According to the engineers' idea, a phased array of infrared lasers with a total diameter of ten meters and a power of 100 megawatts can deliver a directed beam to a spacecraft located in lunar space. The beam will be focused in the heating chamber using an inflatable reflector, which is located in an elliptical near-Earth orbit. The hydrogen fuel heated to 10 thousand kelvin is ejected through the nozzle, which will allow the ship to reach a specific impulse of 3000 seconds (the same time the engine will work on one kilogram of fuel, creating a thrust of one newton). For comparison, the specific impulse of liquid rocket engines reaches only about 470 seconds.
It is expected that the laser-accelerated payload weighing one ton will fly superfast, at a speed of 17 kilometers per second relative to the Earth. Naturally, this speed will remain when reaching Mars, so braking and entering orbit around the Red Planet will be a difficult engineering task. If chemical fuel is used on board to decelerate the rocket, this will reduce the payload mass to less than six percent of the original ton. Therefore, dynamic braking in the Martian atmosphere will be the only way to slow down the flight of the payload until a second laser array is built on the planet.

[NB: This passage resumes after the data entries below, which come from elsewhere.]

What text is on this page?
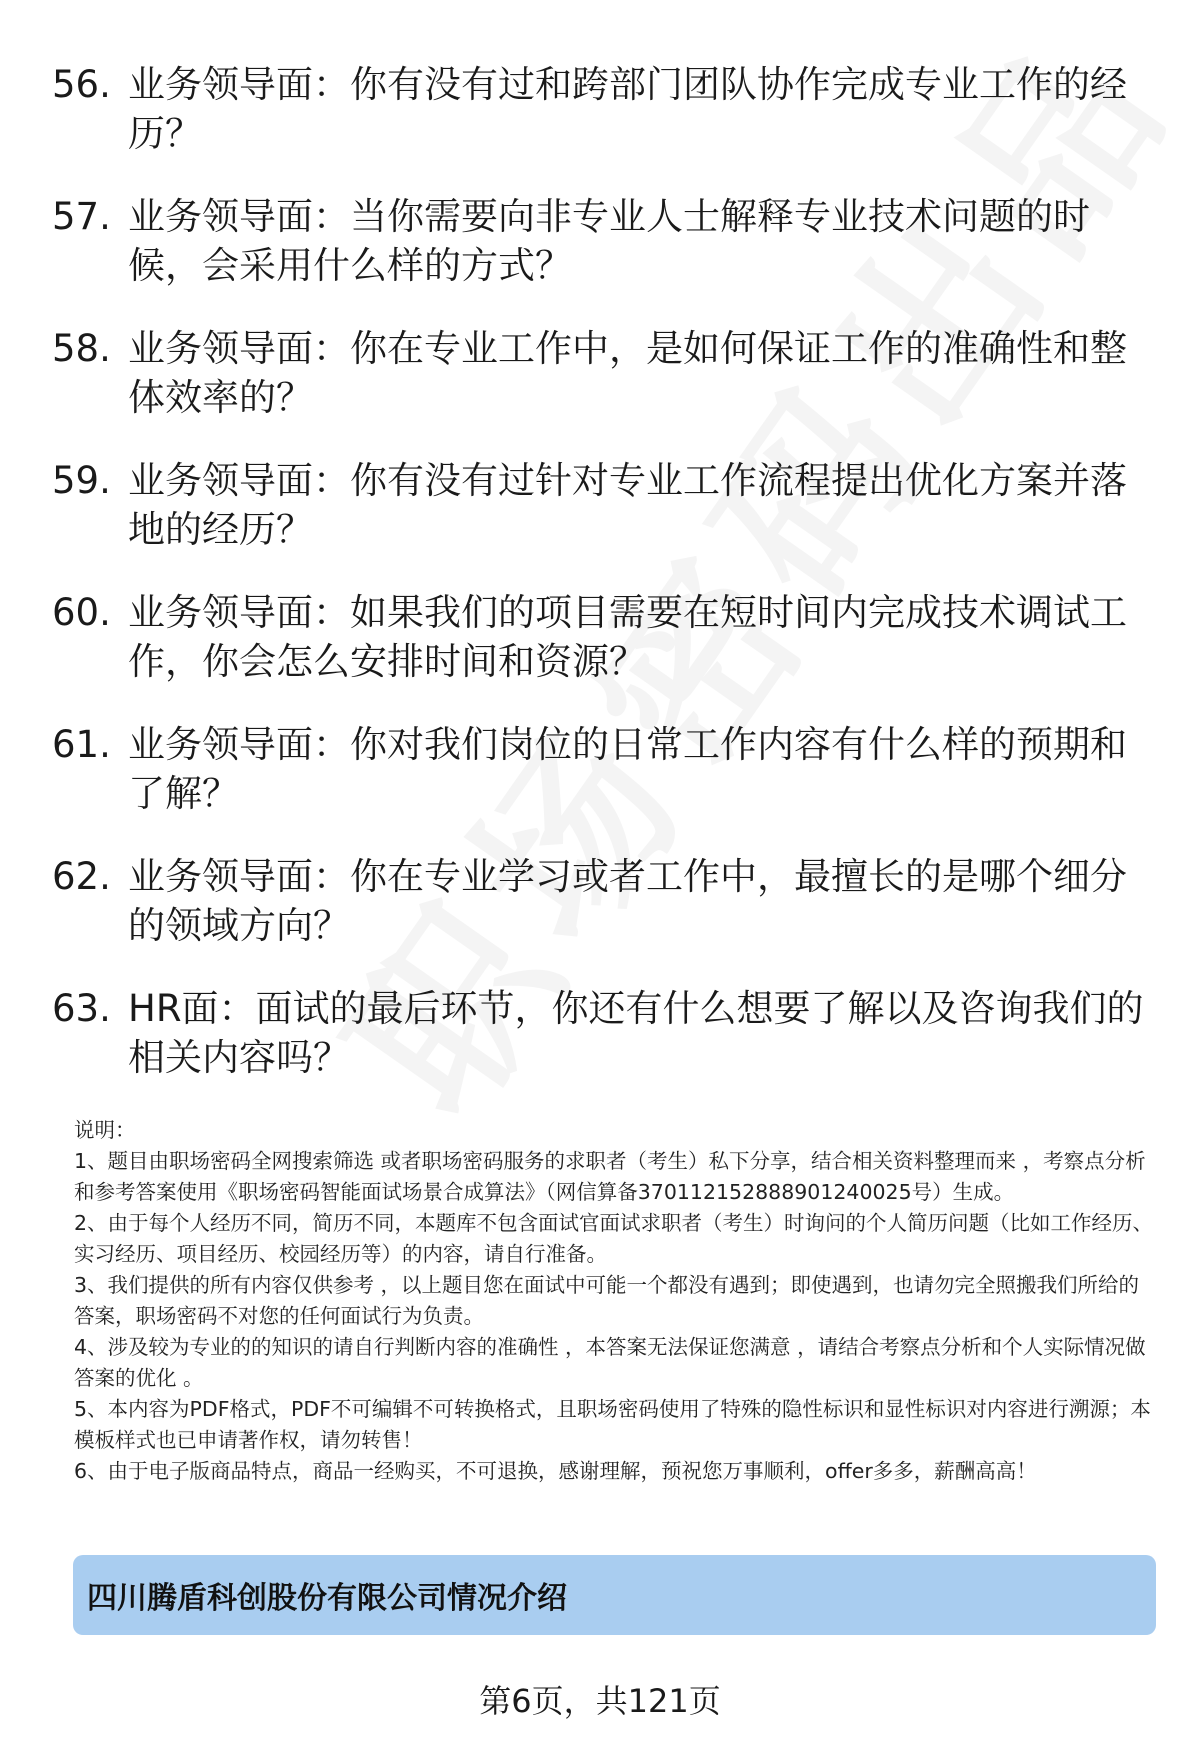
56. 业务领导面：你有没有过和跨部门团队协作完成专业工作的经历？
57. 业务领导面：当你需要向非专业人士解释专业技术问题的时候，会采用什么样的方式？
58. 业务领导面：你在专业工作中，是如何保证工作的准确性和整体效率的？
59. 业务领导面：你有没有过针对专业工作流程提出优化方案并落地的经历？
60. 业务领导面：如果我们的项目需要在短时间内完成技术调试工作，你会怎么安排时间和资源？
61. 业务领导面：你对我们岗位的日常工作内容有什么样的预期和了解？
62. 业务领导面：你在专业学习或者工作中，最擅长的是哪个细分的领域方向？
63. HR面：面试的最后环节，你还有什么想要了解以及咨询我们的相关内容吗？

说明：

1、题目由职场密码全网搜索筛选 或者职场密码服务的求职者（考生）私下分享，结合相关资料整理而来 ，考察点分析和参考答案使用《职场密码智能面试场景合成算法》（网信算备370112152888901240025号）生成。

2、由于每个人经历不同，简历不同，本题库不包含面试官面试求职者（考生）时询问的个人简历问题（比如工作经历、实习经历、项目经历、校园经历等）的内容，请自行准备。

3、我们提供的所有内容仅供参考 ，以上题目您在面试中可能一个都没有遇到；即使遇到，也请勿完全照搬我们所给的答案，职场密码不对您的任何面试行为负责。

4、涉及较为专业的的知识的请自行判断内容的准确性 ，本答案无法保证您满意 ，请结合考察点分析和个人实际情况做答案的优化 。

5、本内容为PDF格式，PDF不可编辑不可转换格式，且职场密码使用了特殊的隐性标识和显性标识对内容进行溯源；本模板样式也已申请著作权，请勿转售！

6、由于电子版商品特点，商品一经购买，不可退换，感谢理解，预祝您万事顺利，offer多多，薪酬高高！

四川腾盾科创股份有限公司情况介绍
第6页，共121页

Such braking will be a risky maneuver, as a result of which the payload may be lost due to extreme loads and friction against the atmosphere. However, the authors of the project note that new heat-protective materials are being developed that can withstand extreme heat.
One of the advantages of a laser-thermal installation is not only a high specific impulse, but also a low mass-to-power ratio (0.001-0.010 kilograms per kilowatt), which is much lower than that of nuclear engines, due to the fact that the energy source remains on Earth. A large focal length for energy transmission of 50 thousand kilometers is provided by micron-sized fiber-optic lasers with amplifiers with a power of 100 watts each. The amplifiers are a loop of optical fiber and an LED and can be produced en masse, and for a Mars mission they will need about one million.